The only reason you shouldn't be instantly familiar with a new mech is if you literally don't think at all.
#15
Posted 19 April 2017 - 09:00 PM
Even if you are a natural mid range player, practicing the long range and brawling games can only help you.
#16
Posted 19 April 2017 - 09:06 PM
Hit the Deck, on 19 April 2017 - 04:07 PM, said:
I play from a potato laptop so I'm not following my own advice.
This is more crucial than most seem to suggest, if you can get over 60 frames in 1920x1080 or higher, while streaming, it makes things a lot easier, a lot, lot, lot easier.
There's also the idea that they play with dependable team mates very frequently, actually knowing what a good percentage of your team is going to do in every moment, rather than guessing or hoping and often having them just watch you die, or leave you for dead.
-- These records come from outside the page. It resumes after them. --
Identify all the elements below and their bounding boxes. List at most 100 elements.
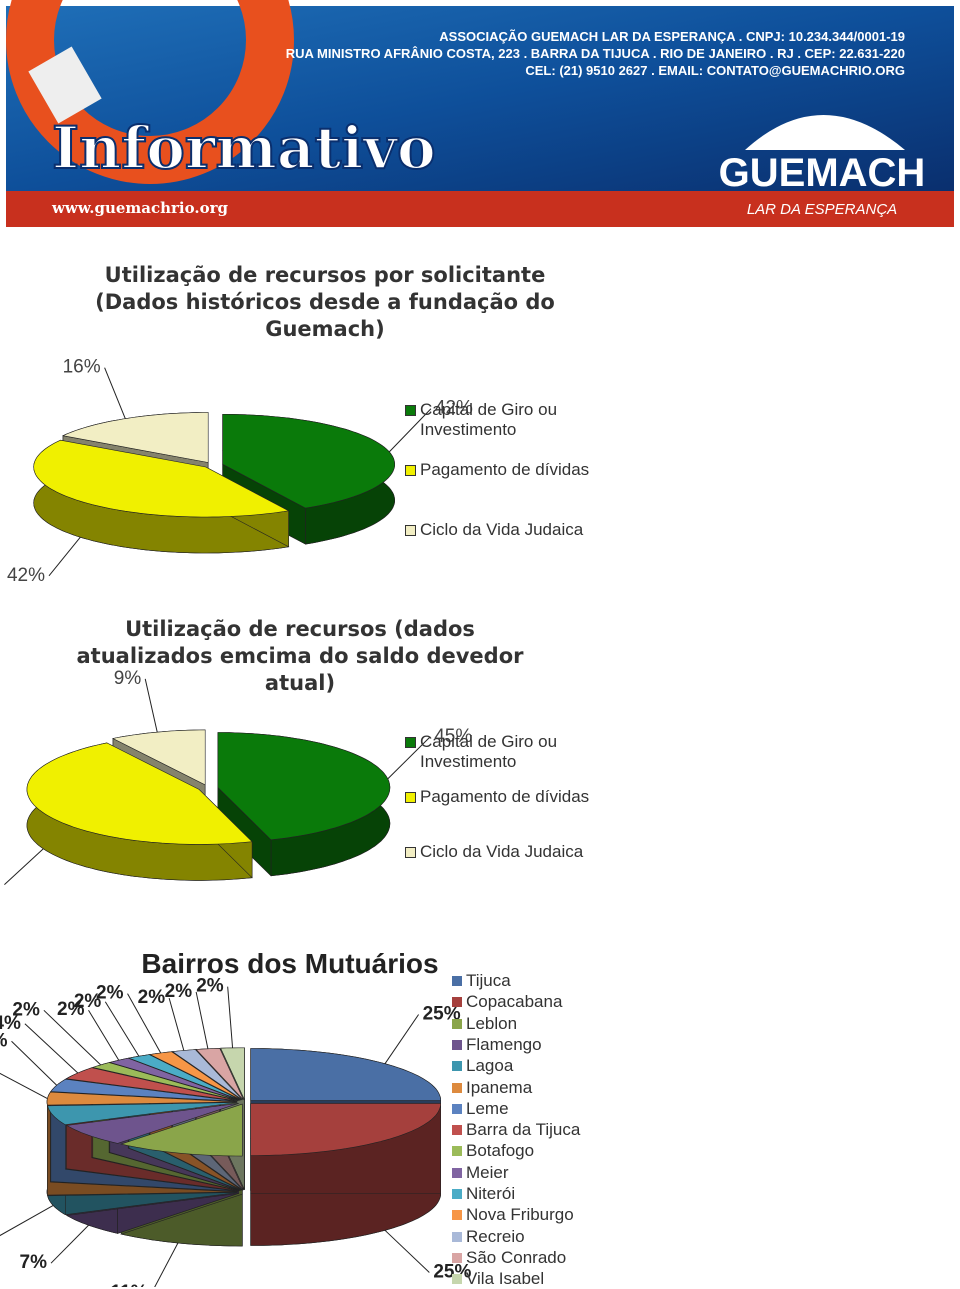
data-label: 9% bbox=[114, 668, 142, 689]
leader-line bbox=[104, 367, 126, 419]
data-label: 2% bbox=[96, 983, 124, 1004]
leader-line bbox=[384, 1014, 420, 1064]
legend-item: Leblon bbox=[452, 1014, 672, 1034]
header-banner: ASSOCIAÇÃO GUEMACH LAR DA ESPERANÇA . CN… bbox=[6, 0, 954, 227]
legend-label: Nova Friburgo bbox=[466, 1205, 574, 1225]
leader-line bbox=[104, 1001, 140, 1057]
legend-item: Lagoa bbox=[452, 1056, 672, 1076]
banner-strip bbox=[6, 191, 954, 227]
slice bbox=[195, 1047, 244, 1101]
legend-item: São Conrado bbox=[452, 1248, 672, 1268]
legend-item: Niterói bbox=[452, 1184, 672, 1204]
slice bbox=[112, 729, 206, 786]
data-label: 42% bbox=[7, 565, 45, 586]
contact-line: CEL: (21) 9510 2627 . EMAIL: CONTATO@GUE… bbox=[525, 63, 905, 78]
leader-line bbox=[144, 678, 158, 733]
slice bbox=[46, 1091, 238, 1106]
legend-label: Pagamento de dívidas bbox=[420, 787, 590, 806]
address-line: RUA MINISTRO AFRÂNIO COSTA, 223 . BARRA … bbox=[286, 46, 905, 61]
data-label: 2% bbox=[196, 976, 224, 997]
legend-label: Leblon bbox=[466, 1013, 518, 1033]
data-label: 11% bbox=[111, 1282, 148, 1287]
legend-label: Ipanema bbox=[466, 1077, 533, 1097]
legend-swatch bbox=[452, 1039, 462, 1050]
legend-swatch bbox=[452, 1210, 462, 1221]
legend-item: Ciclo da Vida Judaica bbox=[405, 520, 595, 540]
data-label: 7% bbox=[20, 1252, 48, 1273]
legend-swatch bbox=[452, 1274, 462, 1285]
slice bbox=[26, 742, 253, 845]
legend-swatch bbox=[405, 737, 416, 748]
legend-label: Vila Isabel bbox=[466, 1269, 545, 1289]
legend-swatch bbox=[405, 405, 416, 416]
legend-item: Tijuca bbox=[452, 971, 672, 991]
legend-item: Nova Friburgo bbox=[452, 1205, 672, 1225]
legend-item: Meier bbox=[452, 1163, 672, 1183]
legend-item: Capital de Giro ou Investimento bbox=[405, 732, 595, 772]
legend-label: Recreio bbox=[466, 1226, 525, 1246]
leader-line bbox=[50, 1224, 89, 1264]
data-label: 2% bbox=[165, 981, 193, 1002]
legend-swatch bbox=[452, 976, 462, 986]
legend-swatch bbox=[405, 525, 416, 536]
leader-line bbox=[168, 997, 185, 1051]
legend-item: Barra da Tijuca bbox=[452, 1120, 672, 1140]
leader-line bbox=[43, 1009, 102, 1066]
data-label: 42% bbox=[435, 398, 473, 419]
leader-line bbox=[154, 1242, 179, 1287]
leader-line bbox=[24, 1023, 79, 1074]
leader-line bbox=[227, 986, 234, 1048]
legend-label: Capital de Giro ou Investimento bbox=[420, 732, 558, 771]
newsletter-title: Informativo bbox=[52, 114, 436, 182]
data-label: 16% bbox=[63, 357, 101, 378]
legend-swatch bbox=[452, 1252, 462, 1263]
legend-swatch bbox=[452, 1061, 462, 1072]
legend-swatch bbox=[452, 1018, 462, 1029]
data-label: 2% bbox=[57, 999, 85, 1020]
slice bbox=[217, 732, 391, 841]
data-label: 4% bbox=[0, 1013, 21, 1034]
slice bbox=[91, 1062, 240, 1101]
leader-line bbox=[388, 408, 432, 453]
slice bbox=[171, 1049, 243, 1101]
legend-item: Capital de Giro ou Investimento bbox=[405, 400, 595, 440]
legend-label: Meier bbox=[466, 1162, 509, 1182]
legend-label: Copacabana bbox=[466, 992, 563, 1012]
legend-swatch bbox=[452, 1146, 462, 1157]
legend-item: Flamengo bbox=[452, 1035, 672, 1055]
charts: 42%42%16%45%46%9%25%25%11%7%6%4%4%4%2%2%… bbox=[0, 357, 473, 1287]
leader-line bbox=[11, 1040, 58, 1086]
slice bbox=[250, 1103, 442, 1156]
legend-label: São Conrado bbox=[466, 1247, 567, 1267]
leader-line bbox=[127, 993, 162, 1054]
legend-label: Ciclo da Vida Judaica bbox=[420, 842, 584, 861]
legend-item: Ipanema bbox=[452, 1078, 672, 1098]
leader-line bbox=[0, 1205, 54, 1237]
legend-swatch bbox=[452, 1125, 462, 1136]
life-ring bbox=[6, 0, 294, 184]
legend-label: Tijuca bbox=[466, 971, 511, 990]
legend-label: Botafogo bbox=[466, 1141, 535, 1161]
slice bbox=[65, 1067, 239, 1102]
legend-label: Barra da Tijuca bbox=[466, 1120, 581, 1140]
data-label: 2% bbox=[138, 987, 166, 1008]
leader-line bbox=[4, 848, 44, 886]
legend-label: Capital de Giro ou Investimento bbox=[420, 400, 558, 439]
slice bbox=[50, 1078, 238, 1102]
data-label: 4% bbox=[0, 1030, 8, 1051]
legend-item: Leme bbox=[452, 1099, 672, 1119]
leader-line bbox=[384, 1229, 430, 1273]
leader-line bbox=[0, 1072, 48, 1100]
legend-item: Copacabana bbox=[452, 992, 672, 1012]
legend-label: Flamengo bbox=[466, 1034, 542, 1054]
slice bbox=[149, 1051, 242, 1101]
slice bbox=[62, 412, 209, 463]
logo: GUEMACH bbox=[719, 151, 926, 195]
legend-swatch bbox=[405, 847, 416, 858]
data-label: 46% bbox=[0, 874, 1, 895]
slice bbox=[65, 1103, 239, 1144]
data-label: 2% bbox=[74, 991, 102, 1012]
legend-label: Ciclo da Vida Judaica bbox=[420, 520, 584, 539]
leader-line bbox=[195, 991, 209, 1049]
By the way abusing lag shields and the like is closer to just straight up cheating by the way, he knows it is not an intended game mechanic, and he is knowingly using it against other players. In one sense it is just "being smart" to take advantage of such glitches, but his life isn't on the line here, he is doing it to try and look good, and screw over other players, which is doge.
#17
Posted 19 April 2017 - 09:10 PM
Yeonne Greene, on 19 April 2017 - 08:56 PM, said:
Quirks muck it up.
Not really. There's nothing confounding about knowing that your AC5s fire 30% faster, or you have 14 extra points of structure on your mech. Only takes 30 seconds in training grounds to get a feel for how quirks perform.
#18
Posted 19 April 2017 - 09:16 PM
Tarogato, on 19 April 2017 - 09:10 PM, said:
Knowing it is one part, it takes longer to get it embedded into muscle memory.
I guarantee that you are taking velocity quirks for granted.
#19
Posted 19 April 2017 - 09:20 PM
You want to mitigate dmg coming in vs dmg going out. So sometimes twisting early is appropriate. That does come down to knowing the dmg output of the paperdoll you are looking at etc etc. So all that other stuff like just "knowing".
If I have more dmg to output than I'm taking, I ain't twisting until I need to - even less so if it's going to result in a kill shot.
#20
Posted 19 April 2017 - 09:23 PM
Yeonne Greene, on 19 April 2017 - 09:16 PM, said:
I guarantee that you are taking velocity quirks for granted.
I mean, it only takes one shot, maybe two, to acclimate to a new TC or mech with different velocity quirks.